Walmart's fourth-quarter revenue rose 4.1% to $180.55 billion, surpassing analysts' expectations of $180.01 billion, while comparable U.S. sales grew 4.6%. E-commerce sales in the U.S. surged 20%, marking the 11th consecutive quarter of double-digit gains. However, the company's forecast for 3% to 4% sales growth in the upcoming fiscal year and 3.5% to 5.5% adjusted operating income growth fell below Wall Street's expectations.
Chief Financial Officer John David Rainey described consumer spending as "steady" but warned that uncertainty looms due to geopolitical factors. He also acknowledged that potential tariffs on imports from Mexico and Canada could impact Walmart's business. Walmart is "not going to be completely immune," Rainey said in an interview with CNBC. "We'll work with suppliers, lean into our private brand, and shift supply where necessary to take advantage of lower costs that we can then pass on to consumers."

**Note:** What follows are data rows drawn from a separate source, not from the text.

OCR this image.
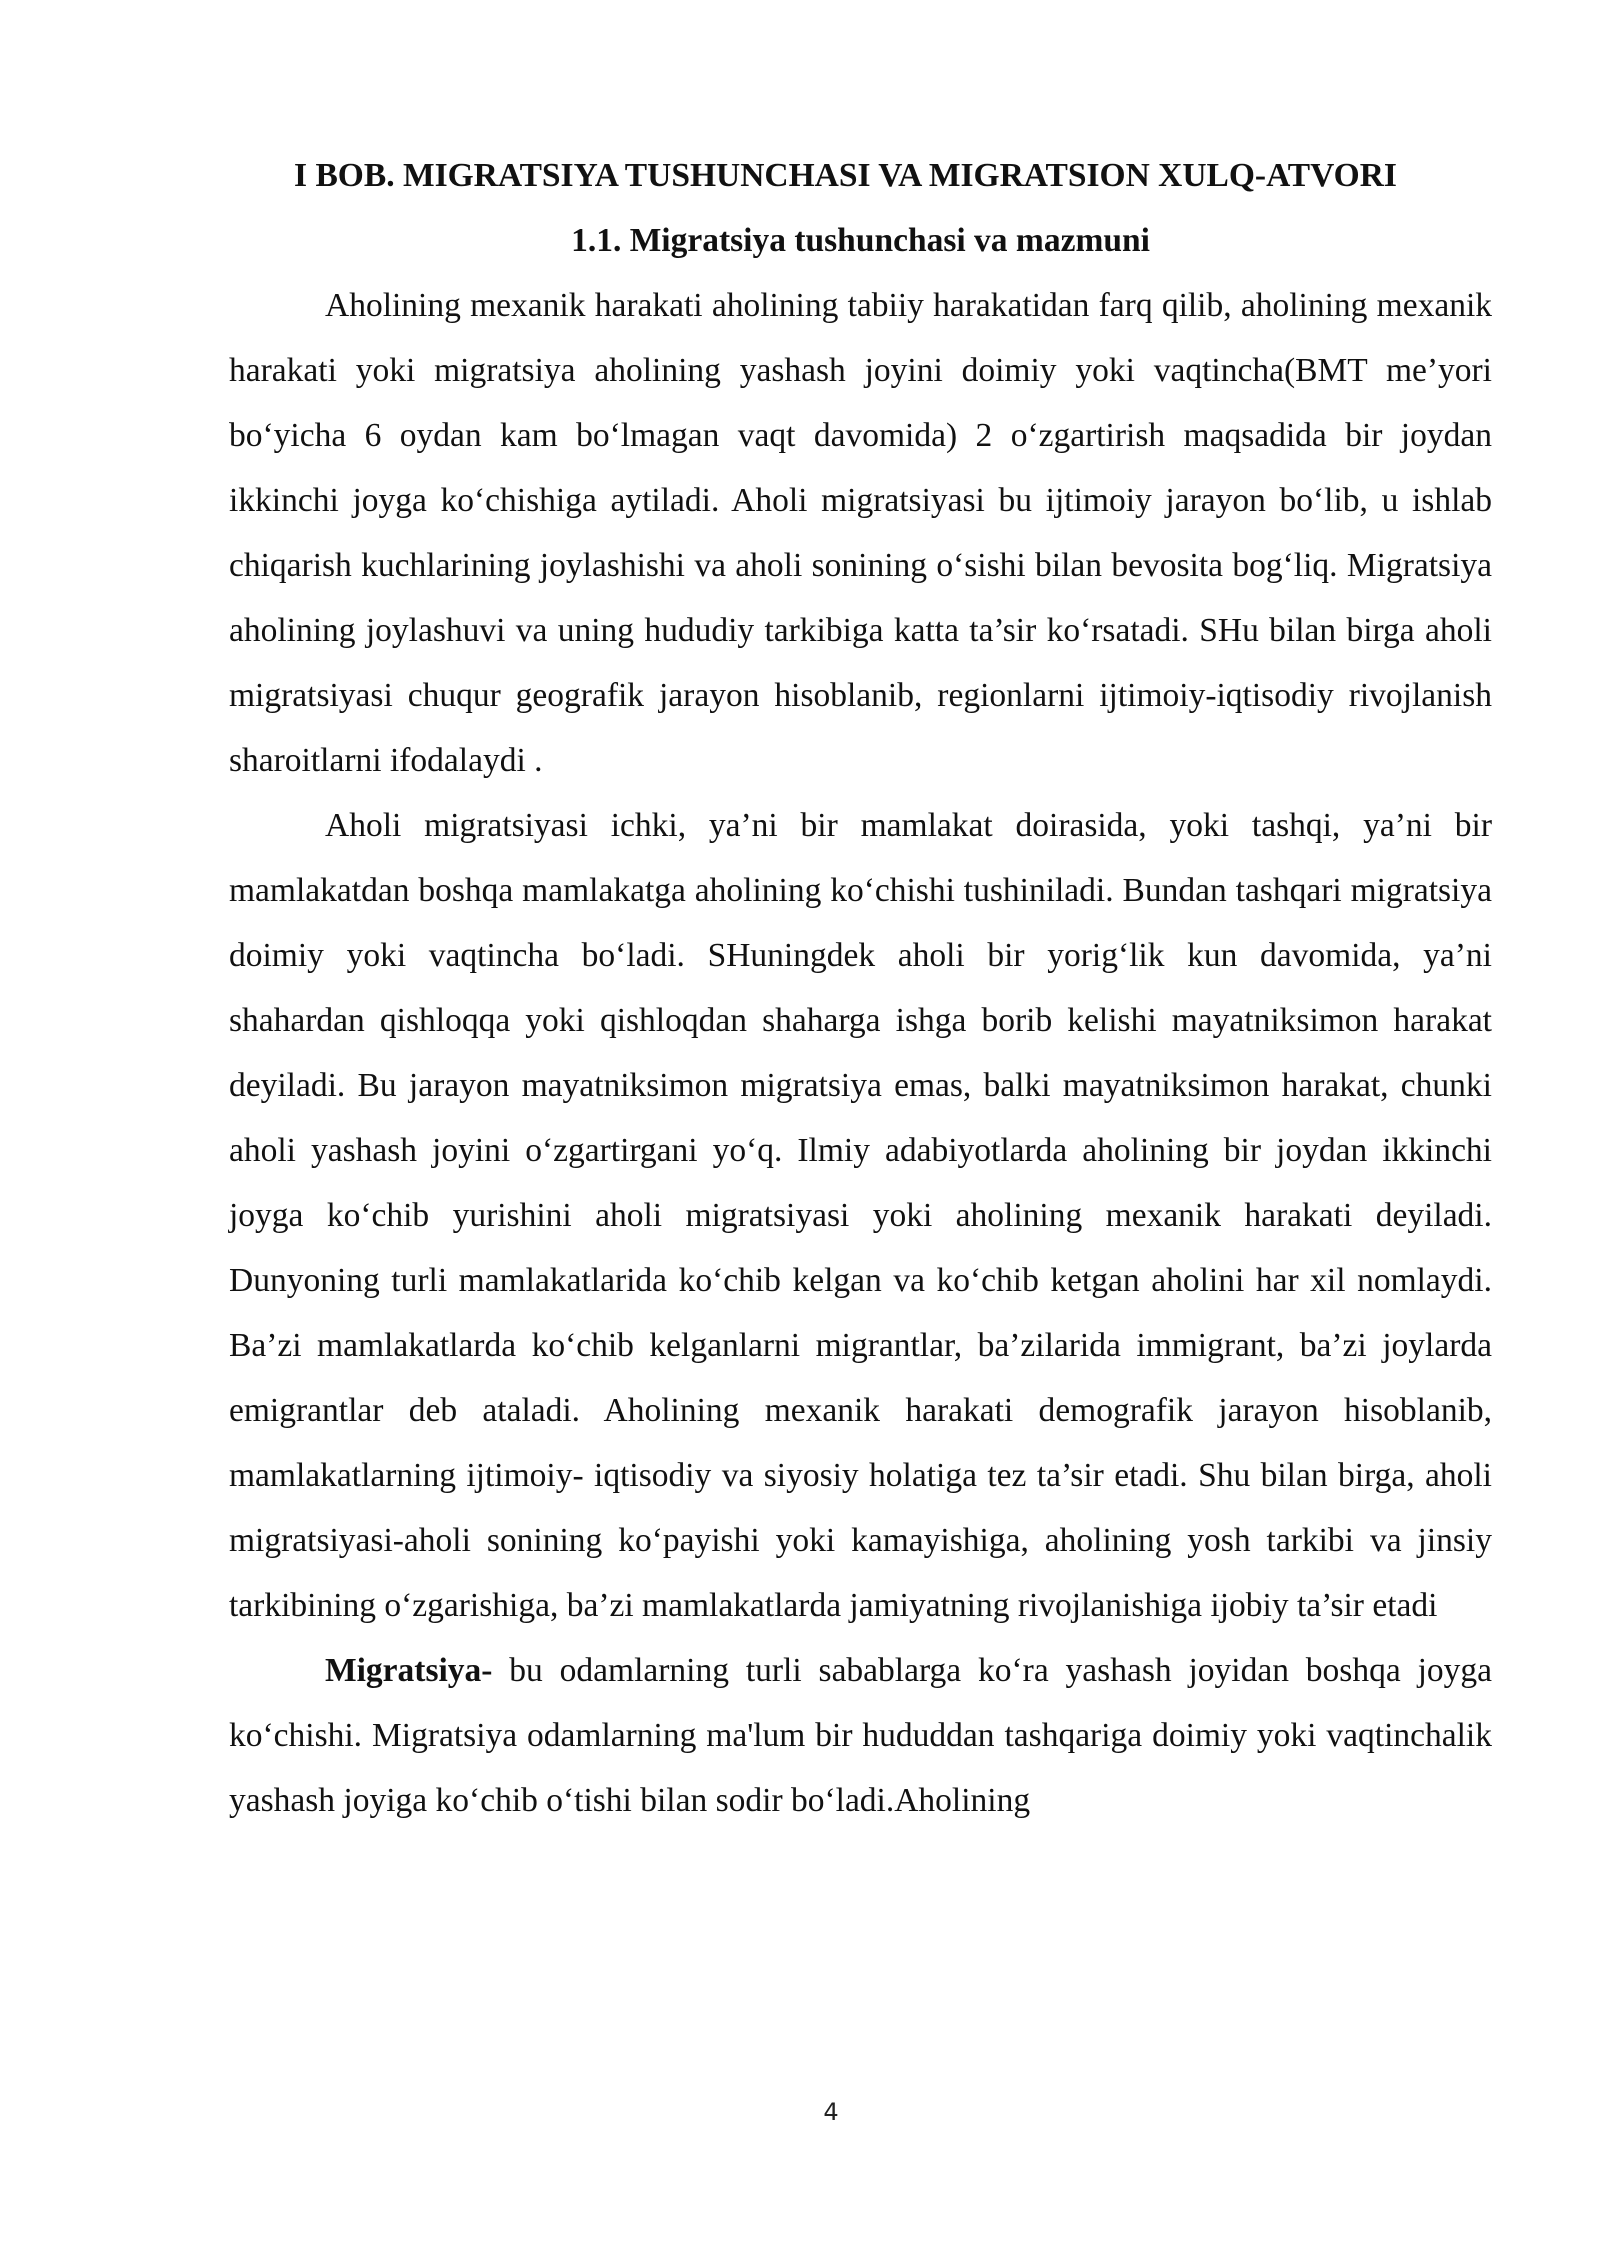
I BOB. MIGRATSIYA TUSHUNCHASI VA MIGRATSION XULQ-ATVORI
1.1. Migratsiya tushunchasi va mazmuni

Aholining mexanik harakati aholining tabiiy harakatidan farq qilib, aholining mexanik harakati yoki migratsiya aholining yashash joyini doimiy yoki vaqtincha(BMT me’yori bo‘yicha 6 oydan kam bo‘lmagan vaqt davomida) 2 o‘zgartirish maqsadida bir joydan ikkinchi joyga ko‘chishiga aytiladi. Aholi migratsiyasi bu ijtimoiy jarayon bo‘lib, u ishlab chiqarish kuchlarining joylashishi va aholi sonining o‘sishi bilan bevosita bog‘liq. Migratsiya aholining joylashuvi va uning hududiy tarkibiga katta ta’sir ko‘rsatadi. SHu bilan birga aholi migratsiyasi chuqur geografik jarayon hisoblanib, regionlarni ijtimoiy-iqtisodiy rivojlanish sharoitlarni ifodalaydi .

Aholi migratsiyasi ichki, ya’ni bir mamlakat doirasida, yoki tashqi, ya’ni bir mamlakatdan boshqa mamlakatga aholining ko‘chishi tushiniladi. Bundan tashqari migratsiya doimiy yoki vaqtincha bo‘ladi. SHuningdek aholi bir yorig‘lik kun davomida, ya’ni shahardan qishloqqa yoki qishloqdan shaharga ishga borib kelishi mayatniksimon harakat deyiladi. Bu jarayon mayatniksimon migratsiya emas, balki mayatniksimon harakat, chunki aholi yashash joyini o‘zgartirgani yo‘q. Ilmiy adabiyotlarda aholining bir joydan ikkinchi joyga ko‘chib yurishini aholi migratsiyasi yoki aholining mexanik harakati deyiladi. Dunyoning turli mamlakatlarida ko‘chib kelgan va ko‘chib ketgan aholini har xil nomlaydi. Ba’zi mamlakatlarda ko‘chib kelganlarni migrantlar, ba’zilarida immigrant, ba’zi joylarda emigrantlar deb ataladi. Aholining mexanik harakati demografik jarayon hisoblanib, mamlakatlarning ijtimoiy- iqtisodiy va siyosiy holatiga tez ta’sir etadi. Shu bilan birga, aholi migratsiyasi-aholi sonining ko‘payishi yoki kamayishiga, aholining yosh tarkibi va jinsiy tarkibining o‘zgarishiga, ba’zi mamlakatlarda jamiyatning rivojlanishiga ijobiy ta’sir etadi

Migratsiya- bu odamlarning turli sabablarga ko‘ra yashash joyidan boshqa joyga ko‘chishi. Migratsiya odamlarning ma'lum bir hududdan tashqariga doimiy yoki vaqtinchalik yashash joyiga ko‘chib o‘tishi bilan sodir bo‘ladi.Aholining

4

For the quarter ending January 31, Walmart reported net income of $5.25 billion, or 65 cents per share, compared with $5.49 billion, or 68 cents per share, a year earlier. Adjusted earnings per share came in at 66 cents, slightly exceeding analysts' projections of 64 cents.

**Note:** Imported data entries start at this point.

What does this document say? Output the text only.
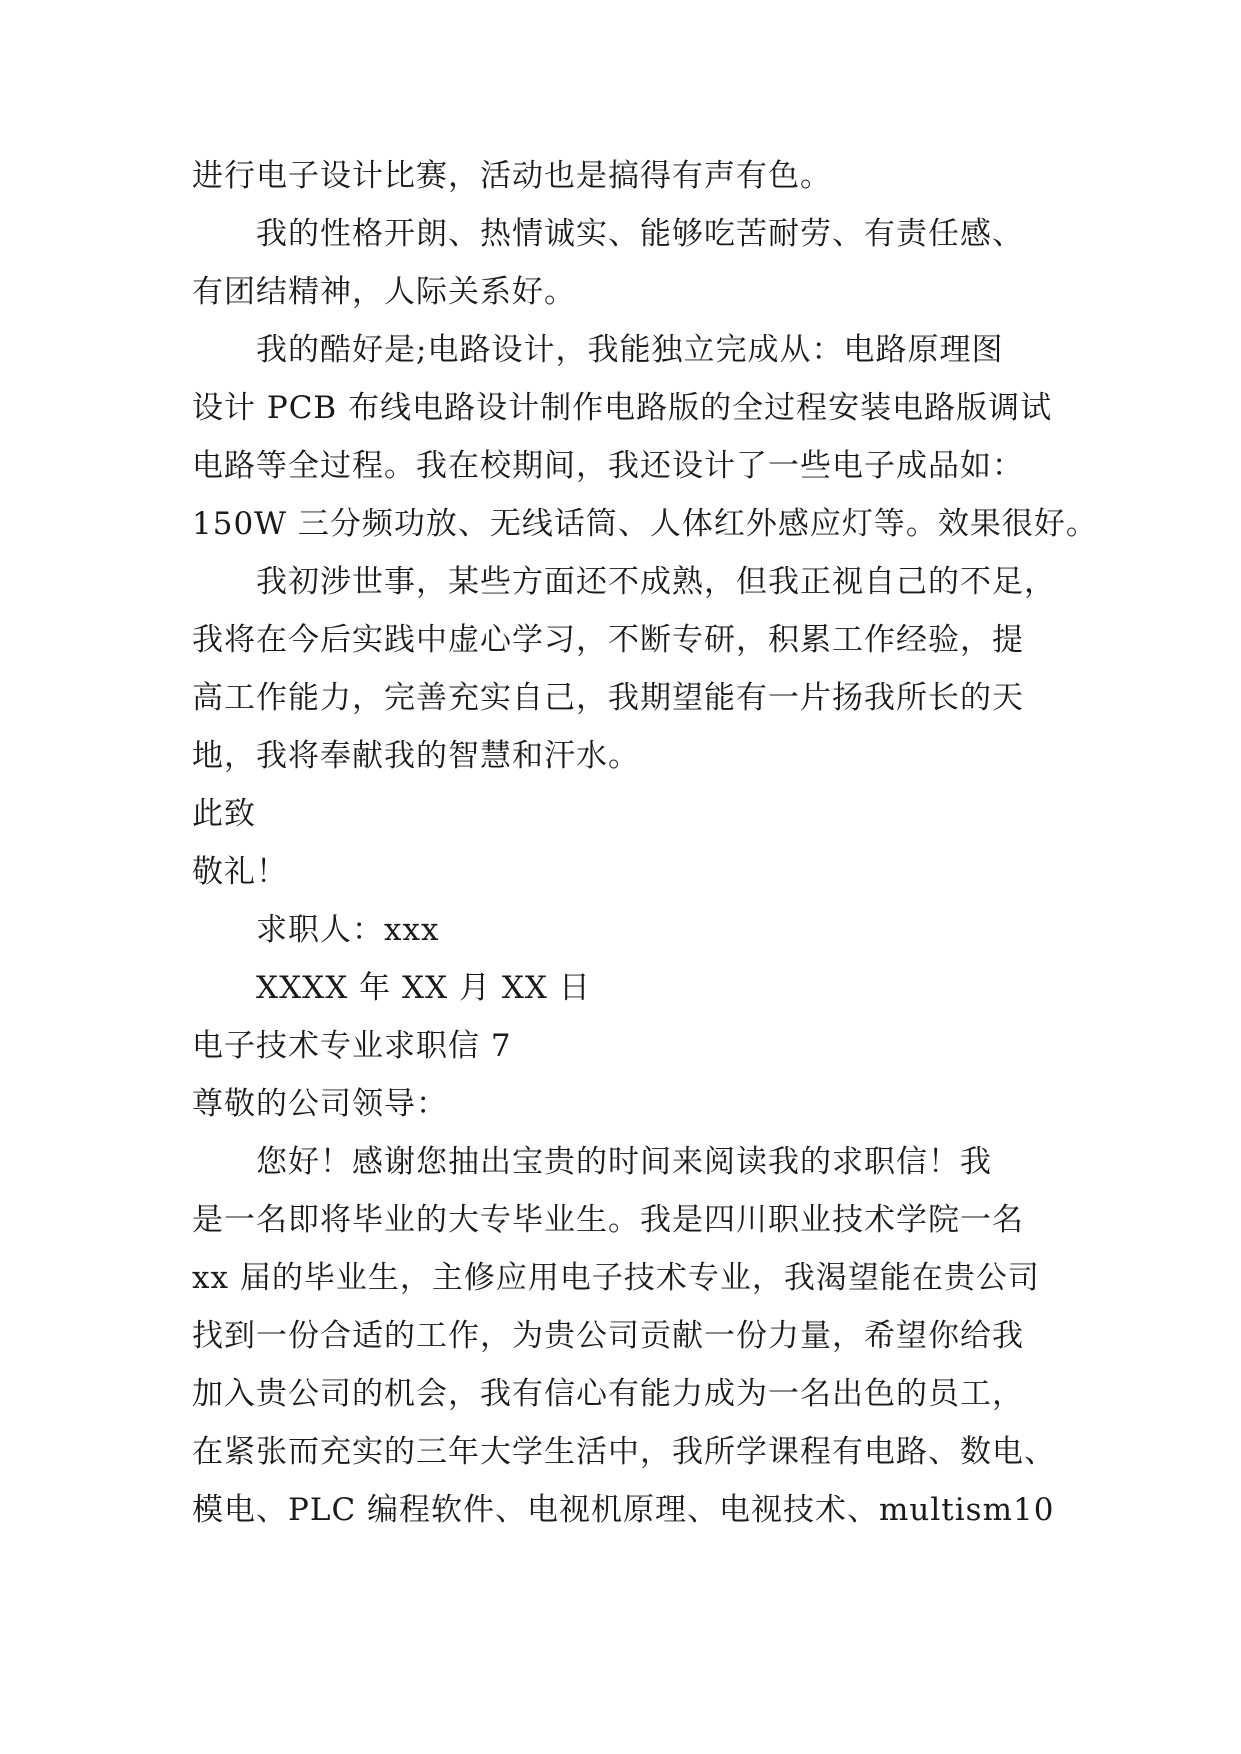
进行电子设计比赛，活动也是搞得有声有色。
我的性格开朗、热情诚实、能够吃苦耐劳、有责任感、
有团结精神，人际关系好。
我的酷好是;电路设计，我能独立完成从：电路原理图
设计 PCB 布线电路设计制作电路版的全过程安装电路版调试
电路等全过程。我在校期间，我还设计了一些电子成品如：
150W 三分频功放、无线话筒、人体红外感应灯等。效果很好。
我初涉世事，某些方面还不成熟，但我正视自己的不足，
我将在今后实践中虚心学习，不断专研，积累工作经验，提
高工作能力，完善充实自己，我期望能有一片扬我所长的天
地，我将奉献我的智慧和汗水。
此致
敬礼！
求职人：xxx
XXXX 年 XX 月 XX 日
电子技术专业求职信 7
尊敬的公司领导：
您好！感谢您抽出宝贵的时间来阅读我的求职信！我
是一名即将毕业的大专毕业生。我是四川职业技术学院一名
xx 届的毕业生，主修应用电子技术专业，我渴望能在贵公司
找到一份合适的工作，为贵公司贡献一份力量，希望你给我
加入贵公司的机会，我有信心有能力成为一名出色的员工，
在紧张而充实的三年大学生活中，我所学课程有电路、数电、
模电、PLC 编程软件、电视机原理、电视技术、multism10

The company's Sam's Club division also reported strong results, with comparable sales excluding fuel rising 6.8%. Meanwhile, Walmart's global e-commerce sales climbed 16%, driven by gains in home delivery and store pickup services.
Despite the solid results, Walmart's guidance reflected a more measured outlook, with factors such as the acquisition of smart TV maker Vizio and the impact of the leap year acting as headwinds. The company's full-year adjusted earnings forecast of $2.50 to $2.60 per share was below the $2.76 per share expected by analysts.

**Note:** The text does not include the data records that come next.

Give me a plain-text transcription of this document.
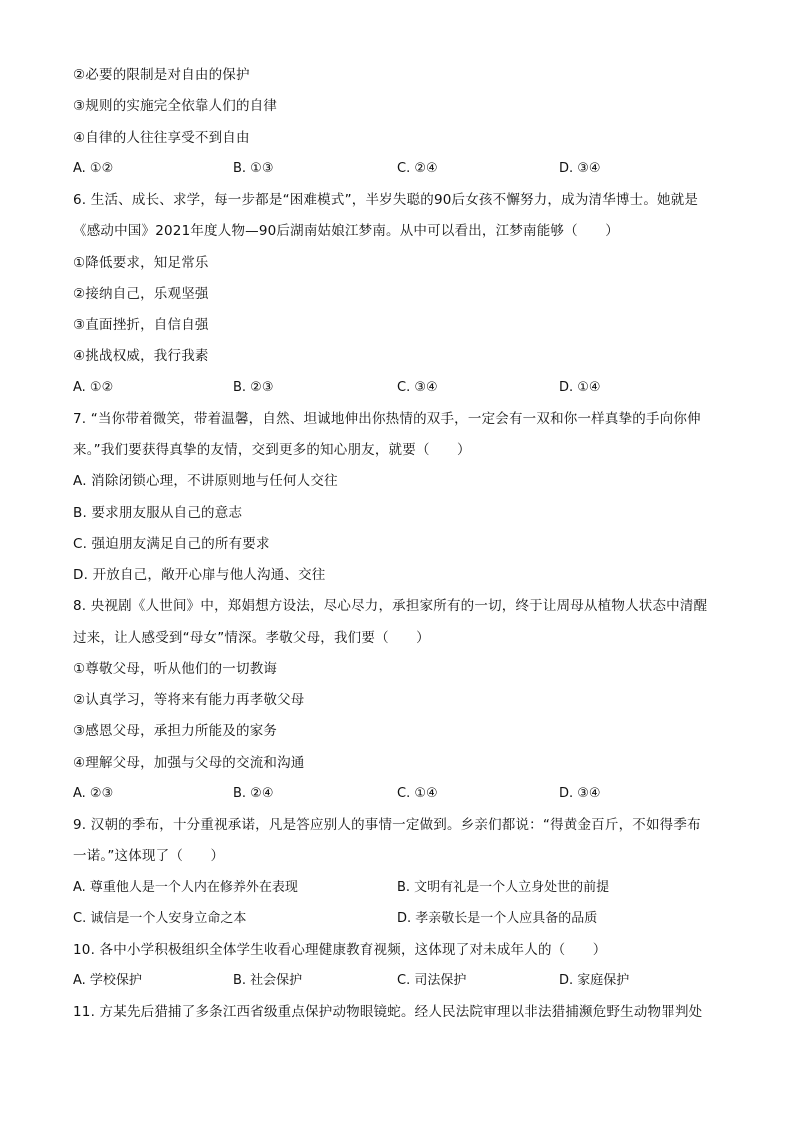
②必要的限制是对自由的保护
③规则的实施完全依靠人们的自律
④自律的人往往享受不到自由
A. ①②	B. ①③	C. ②④	D. ③④
6. 生活、成长、求学，每一步都是“困难模式”，半岁失聪的90后女孩不懈努力，成为清华博士。她就是
《感动中国》2021年度人物—90后湖南姑娘江梦南。从中可以看出，江梦南能够（　　）
①降低要求，知足常乐
②接纳自己，乐观坚强
③直面挫折，自信自强
④挑战权威，我行我素
A. ①②	B. ②③	C. ③④	D. ①④
7. “当你带着微笑，带着温馨，自然、坦诚地伸出你热情的双手，一定会有一双和你一样真挚的手向你伸
来。”我们要获得真挚的友情，交到更多的知心朋友，就要（　　）
A. 消除闭锁心理，不讲原则地与任何人交往
B. 要求朋友服从自己的意志
C. 强迫朋友满足自己的所有要求
D. 开放自己，敞开心扉与他人沟通、交往
8. 央视剧《人世间》中，郑娟想方设法，尽心尽力，承担家所有的一切，终于让周母从植物人状态中清醒
过来，让人感受到“母女”情深。孝敬父母，我们要（　　）
①尊敬父母，听从他们的一切教诲
②认真学习，等将来有能力再孝敬父母
③感恩父母，承担力所能及的家务
④理解父母，加强与父母的交流和沟通
A. ②③	B. ②④	C. ①④	D. ③④
9. 汉朝的季布，十分重视承诺，凡是答应别人的事情一定做到。乡亲们都说：“得黄金百斤，不如得季布
一诺。”这体现了（　　）
A. 尊重他人是一个人内在修养外在表现	B. 文明有礼是一个人立身处世的前提
C. 诚信是一个人安身立命之本	D. 孝亲敬长是一个人应具备的品质
10. 各中小学积极组织全体学生收看心理健康教育视频，这体现了对未成年人的（　　）
A. 学校保护	B. 社会保护	C. 司法保护	D. 家庭保护
11. 方某先后猎捕了多条江西省级重点保护动物眼镜蛇。经人民法院审理以非法猎捕濒危野生动物罪判处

CEO Doug McMillon sought to reassure investors, emphasizing Walmart's long-term strategy. "We have momentum driven by our low prices, a growing assortment, and an e-commerce business driven by faster delivery times," he said. "We'll stay focused on growth, improving operating margins, and strengthening return on investment."
Despite the stock's drop, Walmart announced a 13% increase in its annual dividend to 94 cents per share, the largest hike in over a decade. Rainey said the company has raised annual dividend for 52 years in a row.
Walmart's stock has been on a strong run, gaining 83% over the past year and 15% year-to-date, outpacing the S&P 500's 4% gain.